Investor interest in the FinTech sector started to rebound at the end of last year “when people realised that the pandemic is here to stay and it has triggered tremendous momentum on many digital businesses”, says Shishir Mankad, managing partner and head of financial services at Praxis Global Alliance.

Another factor driving investment into the sector is that companies such as CRED and Zeta are coming up with new and more sophisticated offerings, says Mr Mankad.

“There has been a clear sign of maturity in the FinTech sector. Clearly, the first rush of companies has been discovered and the new stories that are coming out are much more nuanced in their business models.”

Experts expect to see more innovative FinTech companies emerge in India in the coming years.

“While this FinTech revolution is unfolding in India, many of the incumbents [such as] banks and insurance companies have also started to figure out and think through how they should engage with these players,” says Mr Mankad.

However, there are still issues that must be fixed, according to industry insiders, including a pressing need to improve cyber security in the FinTech sector.

“The development of strong and supportive regulatory policies for the FinTech industry is essential to promote the country’s business environment,” says Mr Raj.

Another major challenge for the sector is profit generation.

“The FinTech space in India is certainly at a point – especially for some of the mature businesses such as the payment business – where nobody is questioning whether you can build a large franchise,” says Mr Mankad.

“The question now to be solved is what is the monetisation for this vast customer base and franchise you have built?”

Customer acquisition costs will only reduce as volumes grow, paving the way for profitability and increased scope for businesses to expand in India, according to Utkarsh Sinha, managing director at Mumbai-based Bexley Advisers.
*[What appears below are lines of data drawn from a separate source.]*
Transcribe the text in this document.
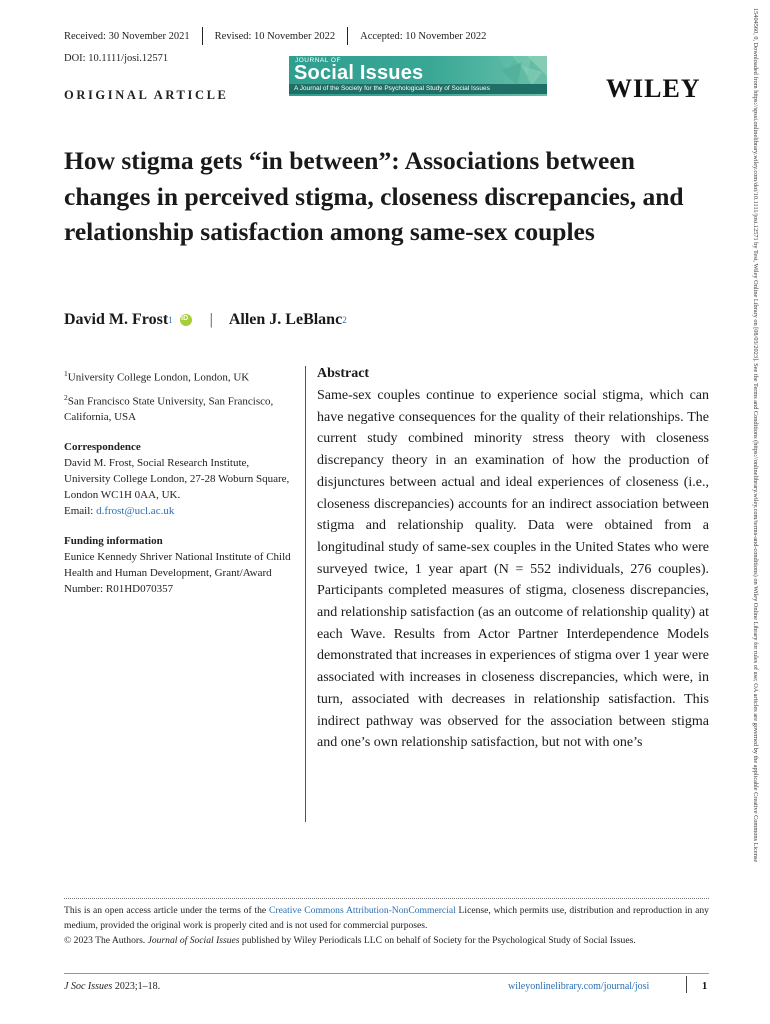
Received: 30 November 2021 Revised: 10 November 2022 Accepted: 10 November 2022
DOI: 10.1111/josi.12571
ORIGINAL ARTICLE
JOURNAL OF
Social Issues
A Journal of the Society for the Psychological Study of Social Issues	WILEY	15404560, 0, Downloaded from https://spssi.onlinelibrary.wiley.com/doi/10.1111/josi.12571 by Test, Wiley Online Library on [08/03/2023]. See the Terms and Conditions (https://onlinelibrary.wiley.com/terms-and-conditions) on Wiley Online Library for rules of use; OA articles are governed by the applicable Creative Commons License
How stigma gets “in between”: Associations between changes in perceived stigma, closeness discrepancies, and relationship satisfaction among same-sex couples
David M. Frost 1
iD | Allen J. LeBlanc 2
$^1$University College London, London, UK
$^2$San Francisco State University, San Francisco, California, USA
Correspondence
David M. Frost, Social Research Institute, University College London, 27-28 Woburn Square, London WC1H 0AA, UK.
Email: d.frost@ucl.ac.uk
Funding information
Eunice Kennedy Shriver National Institute of Child Health and Human Development, Grant/Award Number: R01HD070357
Abstract

Same-sex couples continue to experience social stigma, which can have negative consequences for the quality of their relationships. The current study combined minority stress theory with closeness discrepancy theory in an examination of how the production of disjunctures between actual and ideal experiences of closeness (i.e., closeness discrepancies) accounts for an indirect association between stigma and relationship quality. Data were obtained from a longitudinal study of same-sex couples in the United States who were surveyed twice, 1 year apart (N = 552 individuals, 276 couples). Participants completed measures of stigma, closeness discrepancies, and relationship satisfaction (as an outcome of relationship quality) at each Wave. Results from Actor Partner Interdependence Models demonstrated that increases in experiences of stigma over 1 year were associated with increases in closeness discrepancies, which were, in turn, associated with decreases in relationship satisfaction. This indirect pathway was observed for the association between stigma and one’s own relationship satisfaction, but not with one’s

This is an open access article under the terms of the Creative Commons Attribution-NonCommercial License, which permits use, distribution and reproduction in any medium, provided the original work is properly cited and is not used for commercial purposes.
© 2023 The Authors. Journal of Social Issues published by Wiley Periodicals LLC on behalf of Society for the Psychological Study of Social Issues.
J Soc Issues 2023;1–18.	wileyonlinelibrary.com/journal/josi	1
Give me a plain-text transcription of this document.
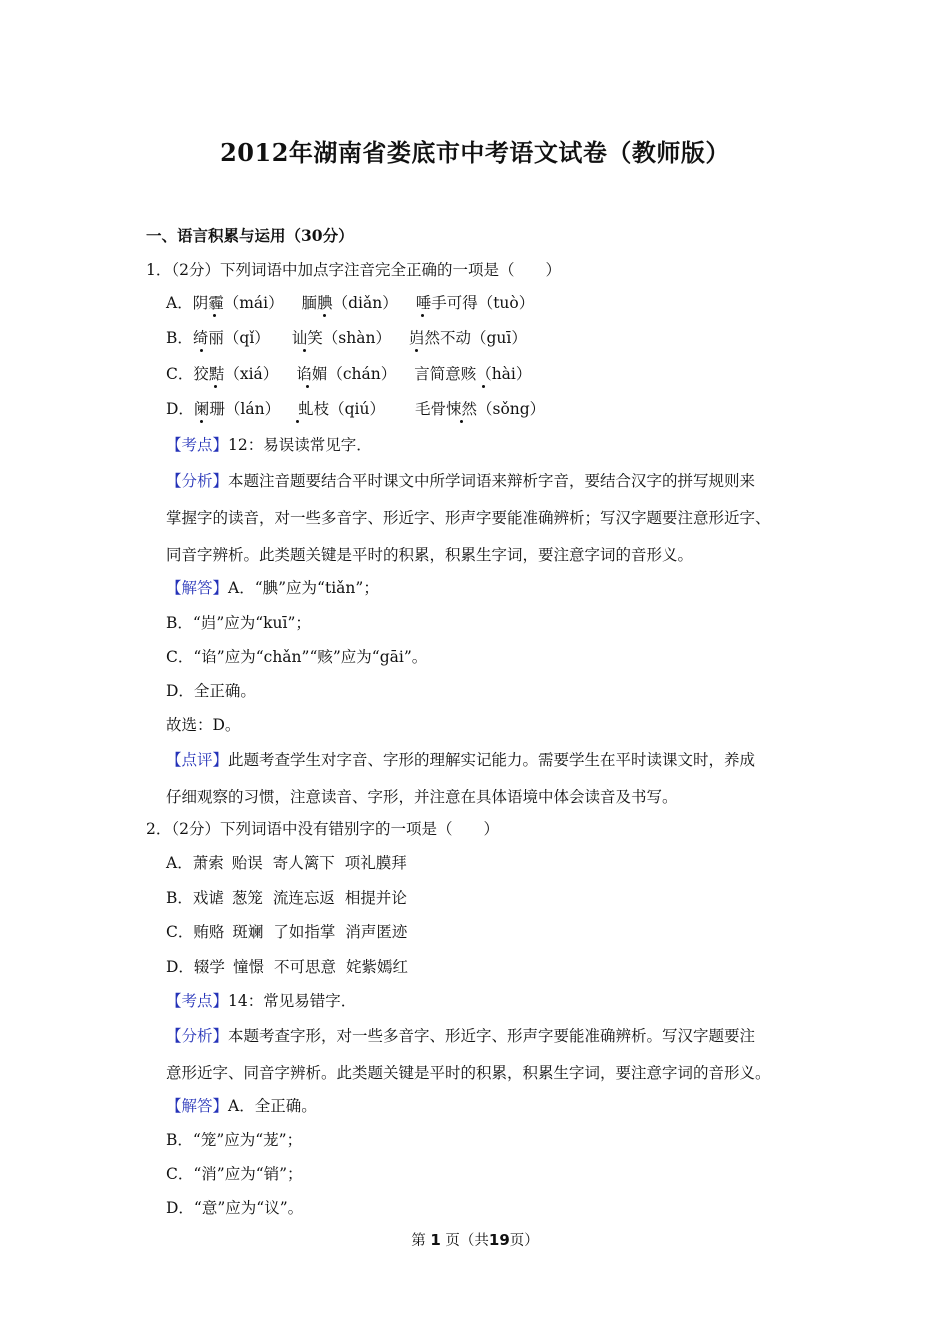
2012年湖南省娄底市中考语文试卷（教师版）
一、语言积累与运用（30分）
1．（2分）下列词语中加点字注音完全正确的一项是（　　）
A．阴霾（mái） 腼腆（diǎn） 唾手可得（tuò）
B．绮丽（qǐ） 讪笑（shàn） 岿然不动（guī）
C．狡黠（xiá） 谄媚（chán） 言简意赅（hài）
D．阑珊（lán） 虬枝（qiú） 毛骨悚然（sǒng）
【考点】12：易误读常见字．
【分析】本题注音题要结合平时课文中所学词语来辩析字音，要结合汉字的拼写规则来
掌握字的读音，对一些多音字、形近字、形声字要能准确辨析；写汉字题要注意形近字、
同音字辨析。此类题关键是平时的积累，积累生字词，要注意字词的音形义。
【解答】A．“腆”应为“tiǎn”；
B．“岿”应为“kuī”；
C．“谄”应为“chǎn”“赅”应为“gāi”。
D．全正确。
故选：D。
【点评】此题考查学生对字音、字形的理解实记能力。需要学生在平时读课文时，养成
仔细观察的习惯，注意读音、字形，并注意在具体语境中体会读音及书写。
2．（2分）下列词语中没有错别字的一项是（　　）
A．萧索 贻误 寄人篱下 项礼膜拜
B．戏谑 葱笼 流连忘返 相提并论
C．贿赂 斑斓 了如指掌 消声匿迹
D．辍学 憧憬 不可思意 姹紫嫣红
【考点】14：常见易错字．
【分析】本题考查字形，对一些多音字、形近字、形声字要能准确辨析。写汉字题要注
意形近字、同音字辨析。此类题关键是平时的积累，积累生字词，要注意字词的音形义。
【解答】A．全正确。
B．“笼”应为“茏”；
C．“消”应为“销”；
D．“意”应为“议”。
第 1 页（共19页）
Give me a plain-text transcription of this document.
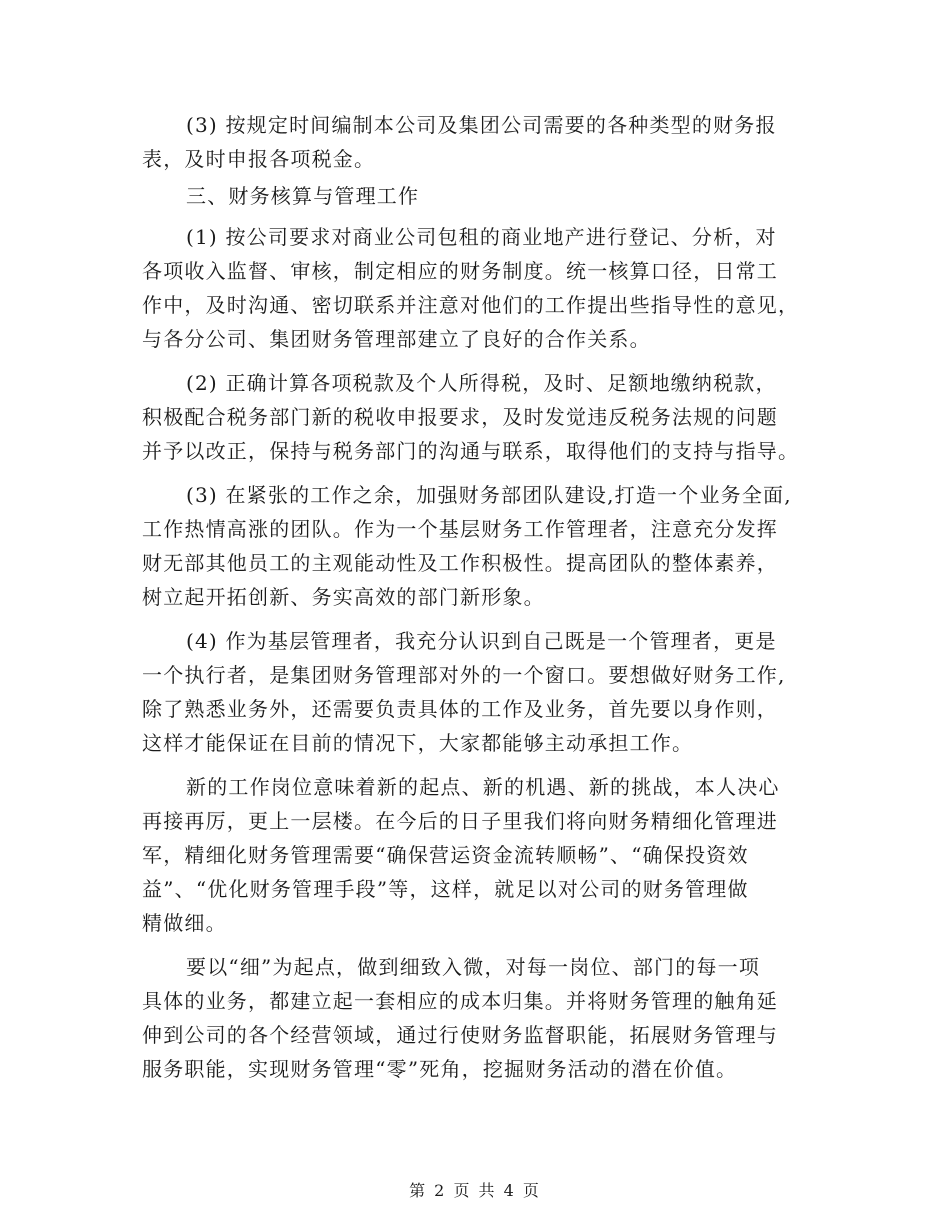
(3) 按规定时间编制本公司及集团公司需要的各种类型的财务报
表，及时申报各项税金。

三、财务核算与管理工作

(1) 按公司要求对商业公司包租的商业地产进行登记、分析，对
各项收入监督、审核，制定相应的财务制度。统一核算口径，日常工
作中，及时沟通、密切联系并注意对他们的工作提出些指导性的意见，
与各分公司、集团财务管理部建立了良好的合作关系。

(2) 正确计算各项税款及个人所得税，及时、足额地缴纳税款，
积极配合税务部门新的税收申报要求，及时发觉违反税务法规的问题
并予以改正，保持与税务部门的沟通与联系，取得他们的支持与指导。

(3) 在紧张的工作之余，加强财务部团队建设,打造一个业务全面,
工作热情高涨的团队。作为一个基层财务工作管理者，注意充分发挥
财无部其他员工的主观能动性及工作积极性。提高团队的整体素养，
树立起开拓创新、务实高效的部门新形象。

(4) 作为基层管理者，我充分认识到自己既是一个管理者，更是
一个执行者，是集团财务管理部对外的一个窗口。要想做好财务工作,
除了熟悉业务外，还需要负责具体的工作及业务，首先要以身作则，
这样才能保证在目前的情况下，大家都能够主动承担工作。

新的工作岗位意味着新的起点、新的机遇、新的挑战，本人决心
再接再厉，更上一层楼。在今后的日子里我们将向财务精细化管理进
军，精细化财务管理需要“确保营运资金流转顺畅”、“确保投资效
益”、“优化财务管理手段”等，这样，就足以对公司的财务管理做
精做细。

要以“细”为起点，做到细致入微，对每一岗位、部门的每一项
具体的业务，都建立起一套相应的成本归集。并将财务管理的触角延
伸到公司的各个经营领域，通过行使财务监督职能，拓展财务管理与
服务职能，实现财务管理“零”死角，挖掘财务活动的潜在价值。

第 2 页 共 4 页
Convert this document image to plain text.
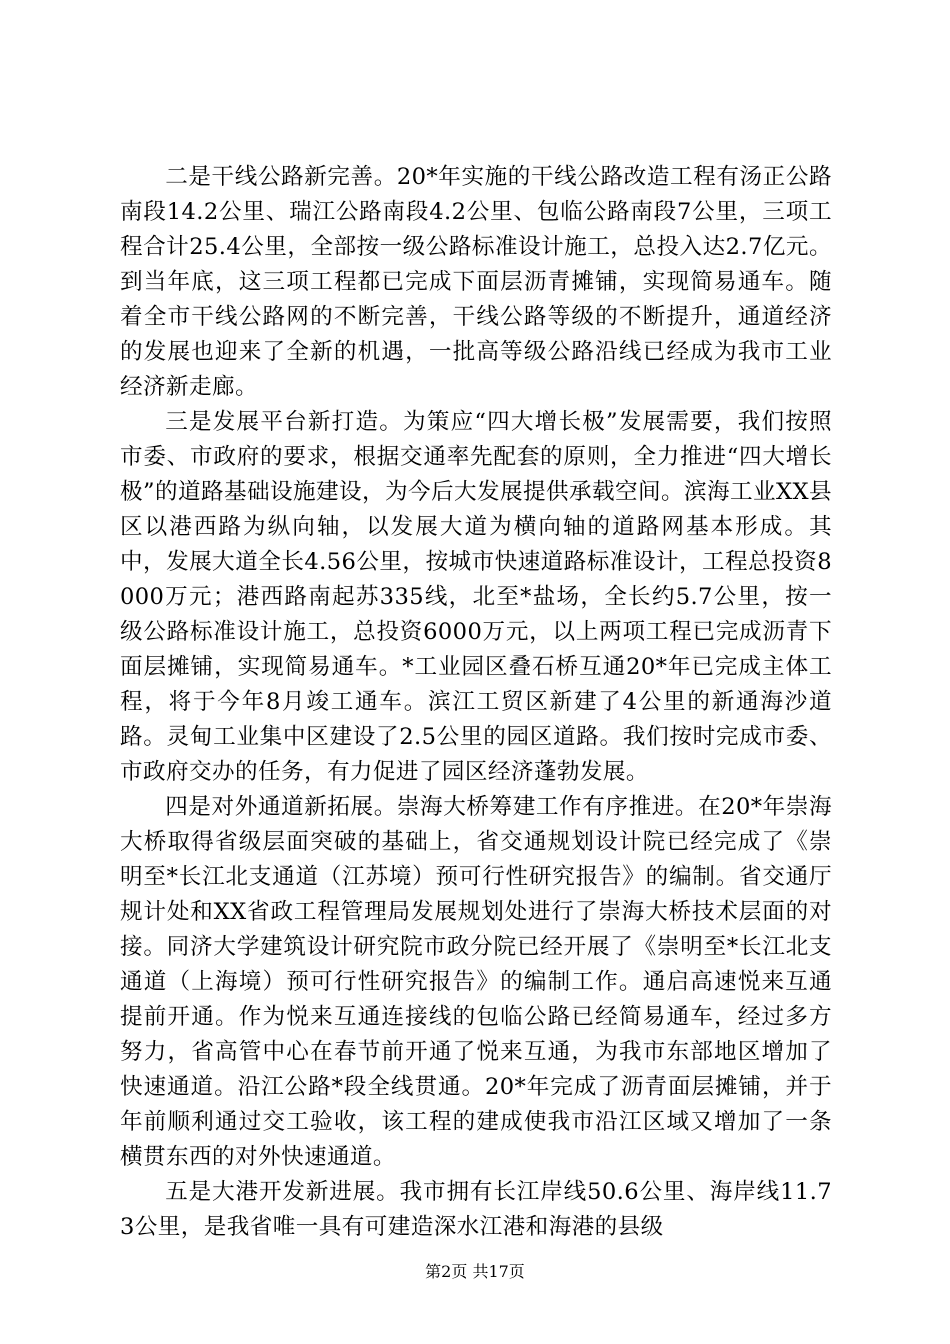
二是干线公路新完善。20*年实施的干线公路改造工程有汤正公路南段14.2公里、瑞江公路南段4.2公里、包临公路南段7公里，三项工程合计25.4公里，全部按一级公路标准设计施工，总投入达2.7亿元。到当年底，这三项工程都已完成下面层沥青摊铺，实现简易通车。随着全市干线公路网的不断完善，干线公路等级的不断提升，通道经济的发展也迎来了全新的机遇，一批高等级公路沿线已经成为我市工业经济新走廊。

三是发展平台新打造。为策应“四大增长极”发展需要，我们按照市委、市政府的要求，根据交通率先配套的原则，全力推进“四大增长极”的道路基础设施建设，为今后大发展提供承载空间。滨海工业XX县区以港西路为纵向轴，以发展大道为横向轴的道路网基本形成。其中，发展大道全长4.56公里，按城市快速道路标准设计，工程总投资8000万元；港西路南起苏335线，北至*盐场，全长约5.7公里，按一级公路标准设计施工，总投资6000万元，以上两项工程已完成沥青下面层摊铺，实现简易通车。*工业园区叠石桥互通20*年已完成主体工程，将于今年8月竣工通车。滨江工贸区新建了4公里的新通海沙道路。灵甸工业集中区建设了2.5公里的园区道路。我们按时完成市委、市政府交办的任务，有力促进了园区经济蓬勃发展。

四是对外通道新拓展。崇海大桥筹建工作有序推进。在20*年崇海大桥取得省级层面突破的基础上，省交通规划设计院已经完成了《崇明至*长江北支通道（江苏境）预可行性研究报告》的编制。省交通厅规计处和XX省政工程管理局发展规划处进行了崇海大桥技术层面的对接。同济大学建筑设计研究院市政分院已经开展了《崇明至*长江北支通道（上海境）预可行性研究报告》的编制工作。通启高速悦来互通提前开通。作为悦来互通连接线的包临公路已经简易通车，经过多方努力，省高管中心在春节前开通了悦来互通，为我市东部地区增加了快速通道。沿江公路*段全线贯通。20*年完成了沥青面层摊铺，并于年前顺利通过交工验收，该工程的建成使我市沿江区域又增加了一条横贯东西的对外快速通道。

五是大港开发新进展。我市拥有长江岸线50.6公里、海岸线11.73公里，是我省唯一具有可建造深水江港和海港的县级

第2页 共17页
“The Indian FinTech ecosystem continues to be under-tapped, leaving significant room for growth,” he says. “We are still to monetise the largely untapped smaller towns and the advent of 5G will rapidly accelerate their ability to transact online.”

These opportunities “indicate that foreign investor interest in this space should continue”, he says. SoftBank’s recent investment in Zeta should only support this trend.

“We entered 2020 shaky on the news of the poor year SoftBank had in 2019, which chilled both late and early-stage investor sentiments,” says Mr Sinha.

“Now that they are back with a renewed focus on unit economics and that gives confidence to earlier-stage investments.”

Zeta plans to plough the money from its latest funding round into an aggressive expansion.

Its customers include 10 banks, among them HDFC, one of India’s biggest lenders, and 25 FinTechs, including Sodexo, an employee benefits company with about 30 million global users.

About 25 per cent to 30 per cent of capital will go towards adding more products to its platform, says Mr Turakhia.

The rest is earmarked for sales and marketing and a five-fold expansion of its teams in those departments as it aims to ramp up its presence in the Americas, Europe and the Middle East.

There is no better time for expansion as Covid-19 has “definitely has accelerated the receptiveness and the pace at which financial institutions are looking to transform to launch new modern products on a platform such as Zeta”, says Mr Turakhia.